I have been trying to get to the computer for weeks. Things to say and process. Sentences that need to be set free from my head.
So this morning, I decided to ignore everything else begging to be done, in order to write.
Only to sit down and discover I have forgotten how.
An unwelcome development to be sure. (If you're counting, that's one.)
My whole house has been humming The Killers' new album.
In the shower, in the car, in our dreams. I catch bars of it under their breath as my children hunch over their algebra or empty the dishwasher. A week ago, David sang me a few lonely stanzas in the dark of our room as we went to sleep. Yesterday he texted me two lines from a song, and I texted two more right back at him. It has become the soundtrack of our life.

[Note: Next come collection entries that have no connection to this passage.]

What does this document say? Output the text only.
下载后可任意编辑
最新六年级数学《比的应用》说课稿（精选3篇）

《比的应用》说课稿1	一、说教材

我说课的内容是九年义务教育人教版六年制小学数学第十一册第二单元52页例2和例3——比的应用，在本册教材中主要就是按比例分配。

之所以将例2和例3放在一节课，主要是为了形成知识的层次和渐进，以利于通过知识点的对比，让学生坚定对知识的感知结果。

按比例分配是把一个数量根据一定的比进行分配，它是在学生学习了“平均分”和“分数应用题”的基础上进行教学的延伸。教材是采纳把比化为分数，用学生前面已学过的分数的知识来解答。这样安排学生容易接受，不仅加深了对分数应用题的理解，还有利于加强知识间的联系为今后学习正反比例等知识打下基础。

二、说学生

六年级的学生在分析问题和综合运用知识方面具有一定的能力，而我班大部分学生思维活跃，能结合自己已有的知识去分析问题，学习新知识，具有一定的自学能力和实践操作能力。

The thing is, the album is a heartbreaker. (That's two.) Flowers and the boys have outdone themselves. Listen to it with someone you have loved a long time. It'll break your heart. Oh, and go ahead and buy the extended edition. Sure there are a bunch of throwaway dance mixes in there, but there is also a song called "Prize Fighter" that will seriously delight you. I have a dream of David serenading it to me at my 40th birthday party someday. It's a good dream. When Olivia heard the song she said, "Oh yeah, that's what I'm waiting for." That's my girl.
Ethan and Olivia each turned a year older this week. Over ice cream cake and lemon pie, we've blown out 23 candles, which seems like a lot. And breaks my heart just a little. (Yep, that's three.) All our prayers this week have included little tributes to these two, and thanks to heaven for sending them to us. For his gift to Ethan, Caleb wrote a poem that nearly broke my heart. (Four.) Everyone should have someone who believes in them so completely:
Winner of trophies
Raider of lost arks
The discoverer of
And the holiest of grails.
Flyer of the Millennium Falcon
The furry Wookie
With a courageous spirit
And a roar that scares
The mustached hero
Conquering Goombas, Koopas,
And the great Bowser
Always saving the princess
The great champion who
Enjoys eating mushrooms.
The Killer of Goblins
The one who stings spiders
Tricks the riddler, Gollum
The small one who won the ring.
The flinger of webs
The shield thrower of America,
The one who conquers
Countless villains and henchmen every day.
Truly the greatest
I will always be your buddy,
And you can always count on me.
You turn 9 years of age and
You are a great son of God.
Great dangers lurk about and
You are our hero and I will always
Be on your side
And Christ will always help us on our way.
Pick up your hat, Indiana Jones
Time to save the princess, Mario
Let’s take the ring to Mordor, go on a quest
Have an adventure
I will always be with you.
Be the greatest of all men, Ethan.
Let’s go have an adventure together.
I told you.
Finally, (five), something I still haven't found the words for. One of our dear friends was killed in an accident nearly two weeks ago. We have cried and wept. For our friend. For the sweet family he had to leave behind. One of the best women I know is now going through mortality alone. Her sweetheart has died and left an unimaginable, gaping void. My thoughts and prayers have returned to her over and over again. My friend spoke at her husband's funeral. She was amazing. She knew him best and we loved him all the more for seeing him through her eyes. We loved her all the more for her courage and faith. She spoke about "high water marks of grief." It broke my heart. And then she spoke about joys to match those griefs. And we believed her. We believed her. And we believe in her.
The thing is, life seems to get harder and sweeter at the same time. My children are growing. They are getting older. Their lives are filled with papers and exams and string practice. There is never enough time. Their worlds are expanding. Church dances, and orchestra concerts, and college recruiters, and mental lists of what they want in a spouse. David and I are getting older. The pressures of work and church and family life are real and persistent. David said the other day he looked down while he was getting a haircut and all he could see on the cape was grey hair. If we're lucky we spend one night a week together. Five minutes here. Talk to him while he showers. A quick kiss. A special ops coordination of people and places and assignments. Meet you at the end of day. Sing me your favorite song, in the dark, before the alarm goes off and we do it all again.
And life is short. We've learned that the hard way. We are lucky to spend one night a week together. And every day, as I rise and fall, I'm not sure if I should feel blessed or beleaguered.
I told David I feel like I'm in a sinking rowboat watching my children perform at the Olympics. Want to stop and watch and cheer and be amazed. Got to bail and bail and bail to stay afloat. Stare in wonder at my lovelies. Bail and call for help. Stand up and cheer as the crowd goes wild. Quick, put something in that hole, we're going down! I can't decide what to do. The games will be over before I know it, but I will drown if I stop to soak it all in. So I do neither well. I don't enjoy the games. I'm choking and soaking. And I'm exhausted. At least that's what David keeps saying, "You're just tired." But it's more than that.
And I'm telling you, it'll break your heart.